Ginee Seo, who served as executive publishing director at Chronicle Books children’s group for 12 years, has joined Crown Publishing Group’s Ten Speed Press in the newly created position of v-p and editorial director of children's publishing. “What most excites me is that I’ll get to do a little bit of everything” at a small division within Penguin Random House, Seo told PW. Seo has held leadership roles at HarperCollins and Atheneum, and this will be her first position at PRH.
Aaron Wehner, executive v-p of Crown Publishing and publisher of Ten Speed Press and Clarkson Potter, announced Seo’s hire on November 13. In a statement, Wehner said that Seo will cultivate “distinctive projects from diverse voices” with “crossover appeal to different age ranges as well as to gift and specialty accounts.”
“The past few years have shown us that it’s more important than ever to raise up diverse voices,” Seo said. “I will be looking to work with diverse talent, for sure.”
Books with crossover potential, and authors crossing categories, are of interest at Ten Speed. In his statement, Wehner said Seo’s input would “open up new creative possibilities and publishing synergies across Crown Publishing Group’s roster of adult book authors.”

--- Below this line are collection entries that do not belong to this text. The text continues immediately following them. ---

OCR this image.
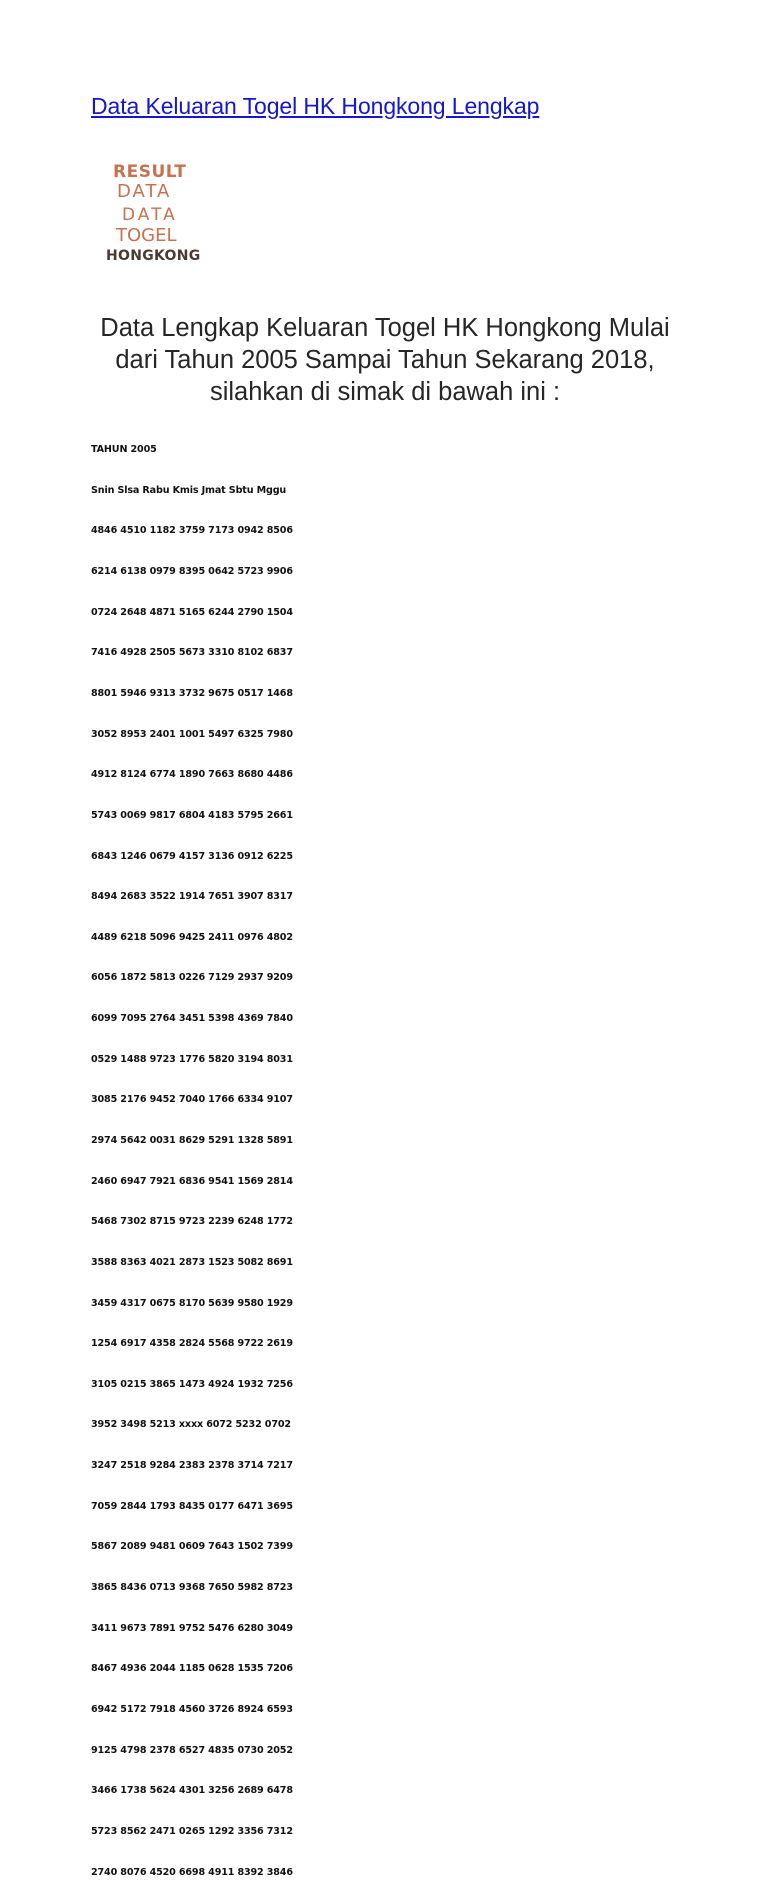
Data Keluaran Togel HK Hongkong Lengkap
RESULT
DATA
DATA
TOGEL
HONGKONG
Data Lengkap Keluaran Togel HK Hongkong Mulai dari Tahun 2005 Sampai Tahun Sekarang 2018, silahkan di simak di bawah ini :

TAHUN 2005

Snin Slsa Rabu Kmis Jmat Sbtu Mggu

4846 4510 1182 3759 7173 0942 8506

6214 6138 0979 8395 0642 5723 9906

0724 2648 4871 5165 6244 2790 1504

7416 4928 2505 5673 3310 8102 6837

8801 5946 9313 3732 9675 0517 1468

3052 8953 2401 1001 5497 6325 7980

4912 8124 6774 1890 7663 8680 4486

5743 0069 9817 6804 4183 5795 2661

6843 1246 0679 4157 3136 0912 6225

8494 2683 3522 1914 7651 3907 8317

4489 6218 5096 9425 2411 0976 4802

6056 1872 5813 0226 7129 2937 9209

6099 7095 2764 3451 5398 4369 7840

0529 1488 9723 1776 5820 3194 8031

3085 2176 9452 7040 1766 6334 9107

2974 5642 0031 8629 5291 1328 5891

2460 6947 7921 6836 9541 1569 2814

5468 7302 8715 9723 2239 6248 1772

3588 8363 4021 2873 1523 5082 8691

3459 4317 0675 8170 5639 9580 1929

1254 6917 4358 2824 5568 9722 2619

3105 0215 3865 1473 4924 1932 7256

3952 3498 5213 xxxx 6072 5232 0702

3247 2518 9284 2383 2378 3714 7217

7059 2844 1793 8435 0177 6471 3695

5867 2089 9481 0609 7643 1502 7399

3865 8436 0713 9368 7650 5982 8723

3411 9673 7891 9752 5476 6280 3049

8467 4936 2044 1185 0628 1535 7206

6942 5172 7918 4560 3726 8924 6593

9125 4798 2378 6527 4835 0730 2052

3466 1738 5624 4301 3256 2689 6478

5723 8562 2471 0265 1292 3356 7312

2740 8076 4520 6698 4911 8392 3846
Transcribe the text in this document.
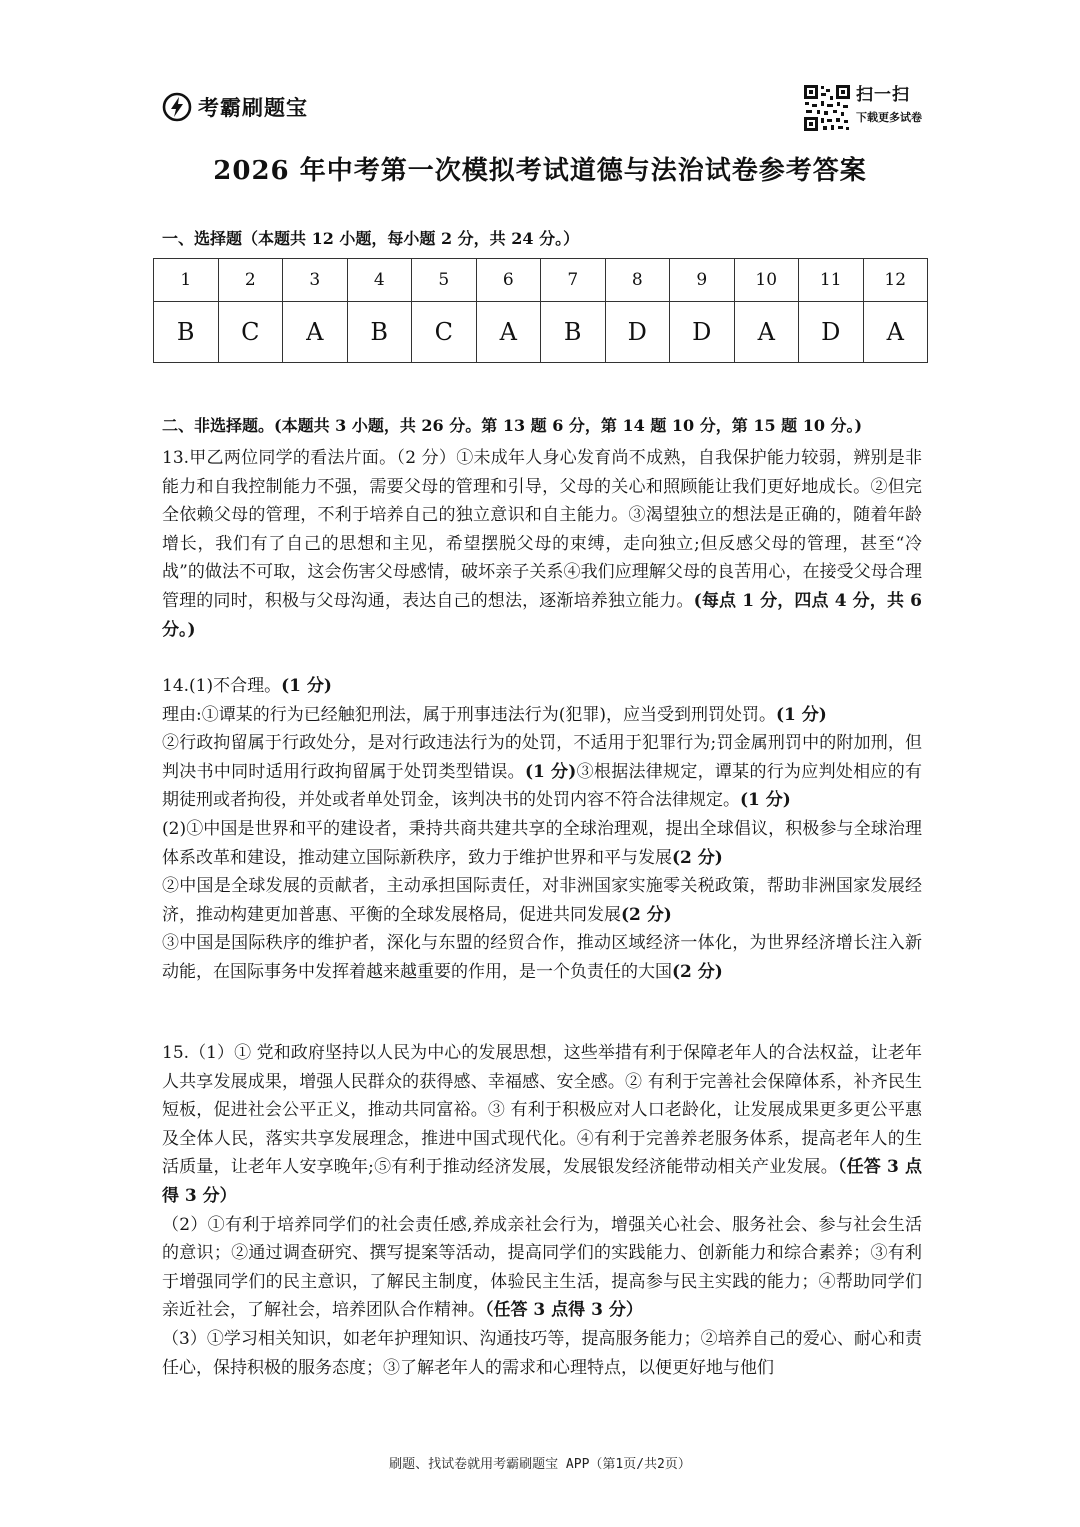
考霸刷题宝
扫一扫
下载更多试卷
2026 年中考第一次模拟考试道德与法治试卷参考答案
一、选择题（本题共 12 小题，每小题 2 分，共 24 分。）
1	2	3	4	5	6	7	8	9	10	11	12
B	C	A	B	C	A	B	D	D	A	D	A
二、非选择题。(本题共 3 小题，共 26 分。第 13 题 6 分，第 14 题 10 分，第 15 题 10 分。)

13.甲乙两位同学的看法片面。（2 分）①未成年人身心发育尚不成熟，自我保护能力较弱，辨别是非能力和自我控制能力不强，需要父母的管理和引导，父母的关心和照顾能让我们更好地成长。②但完全依赖父母的管理，不利于培养自己的独立意识和自主能力。③渴望独立的想法是正确的，随着年龄增长，我们有了自己的思想和主见，希望摆脱父母的束缚，走向独立;但反感父母的管理，甚至“冷战”的做法不可取，这会伤害父母感情，破坏亲子关系④我们应理解父母的良苦用心，在接受父母合理管理的同时，积极与父母沟通，表达自己的想法，逐渐培养独立能力。(每点 1 分，四点 4 分，共 6 分。)

14.(1)不合理。(1 分)

理由:①谭某的行为已经触犯刑法，属于刑事违法行为(犯罪)，应当受到刑罚处罚。(1 分)

②行政拘留属于行政处分，是对行政违法行为的处罚，不适用于犯罪行为;罚金属刑罚中的附加刑，但判决书中同时适用行政拘留属于处罚类型错误。(1 分)③根据法律规定，谭某的行为应判处相应的有期徒刑或者拘役，并处或者单处罚金，该判决书的处罚内容不符合法律规定。(1 分)

(2)①中国是世界和平的建设者，秉持共商共建共享的全球治理观，提出全球倡议，积极参与全球治理体系改革和建设，推动建立国际新秩序，致力于维护世界和平与发展(2 分)

②中国是全球发展的贡献者，主动承担国际责任，对非洲国家实施零关税政策，帮助非洲国家发展经济，推动构建更加普惠、平衡的全球发展格局，促进共同发展(2 分)

③中国是国际秩序的维护者，深化与东盟的经贸合作，推动区域经济一体化，为世界经济增长注入新动能，在国际事务中发挥着越来越重要的作用，是一个负责任的大国(2 分)

15.（1）① 党和政府坚持以人民为中心的发展思想，这些举措有利于保障老年人的合法权益，让老年人共享发展成果，增强人民群众的获得感、幸福感、安全感。② 有利于完善社会保障体系，补齐民生短板，促进社会公平正义，推动共同富裕。③ 有利于积极应对人口老龄化，让发展成果更多更公平惠及全体人民，落实共享发展理念，推进中国式现代化。④有利于完善养老服务体系，提高老年人的生活质量，让老年人安享晚年;⑤有利于推动经济发展，发展银发经济能带动相关产业发展。（任答 3 点得 3 分）

（2）①有利于培养同学们的社会责任感,养成亲社会行为，增强关心社会、服务社会、参与社会生活的意识；②通过调查研究、撰写提案等活动，提高同学们的实践能力、创新能力和综合素养；③有利于增强同学们的民主意识，了解民主制度，体验民主生活，提高参与民主实践的能力；④帮助同学们亲近社会，了解社会，培养团队合作精神。（任答 3 点得 3 分）

（3）①学习相关知识，如老年护理知识、沟通技巧等，提高服务能力；②培养自己的爱心、耐心和责任心，保持积极的服务态度；③了解老年人的需求和心理特点，以便更好地与他们

刷题、找试卷就用考霸刷题宝 APP（第1页/共2页）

Seo confirmed that “there are definitely Crown authors on the adult side who are interested in writing children’s books,” notably picture books. Established Crown and PRH authors might find it “challenging to go outside to a completely new team or group,” she said, and Ten Speed could keep those creators within the company, where there is “already a base of familiarity.”
Ten Speed Press is based in Berkeley and has offices in Emeryville, Calif., not far from Seo’s home. After Seo left Chronicle in May, Wehner—who also lives in the Bay Area—got in touch with her about expanding Ten Speed’s children’s and YA program. (Random House acquired Ten Speed Press along with its children’s imprint, Tricycle Press, in 2009. Ten Speed became an imprint of Crown, and Random House Children’s Books closed Tricycle in 2010.)
Wehner “found recently, when he was doing a business review, that not only were there quite a few children’s books on Ten Speed’s list, but they were also doing really well,” Seo said. “One of the things we talked about was what I could contribute.” Ten Speed has been developing its licensed content, which includes the Dungeons & Dragons Young Adventurer’s Guides, along with successful series including the Women Who Make History books by Rachel Ignotofsky.
In addition to growing Ten Speed’s list of picture books and illustrated nonfiction, Seo will develop graphic novels for Ten Speed Graphic, an imprint formed last May. This fall, Ten Speed Graphic released an adaptation of Richard Adams’s Watership Down, written by James Sturm and illustrated by Joe Sutphin. In March, the imprint plans to publish Nothing Special: Volume One, the first of four in a series by webtoon creator Katie Cook.
Although she’s only just begun signing authors, Seo said she is open to “bringing in some younger titles” to Ten Speed Graphic, to appeal across age ranges, as well as mining PRH’s deep backlist for potential reboots. She and Wehner expect Ten Speed’s renewed children’s program to publish eight to 10 titles annually.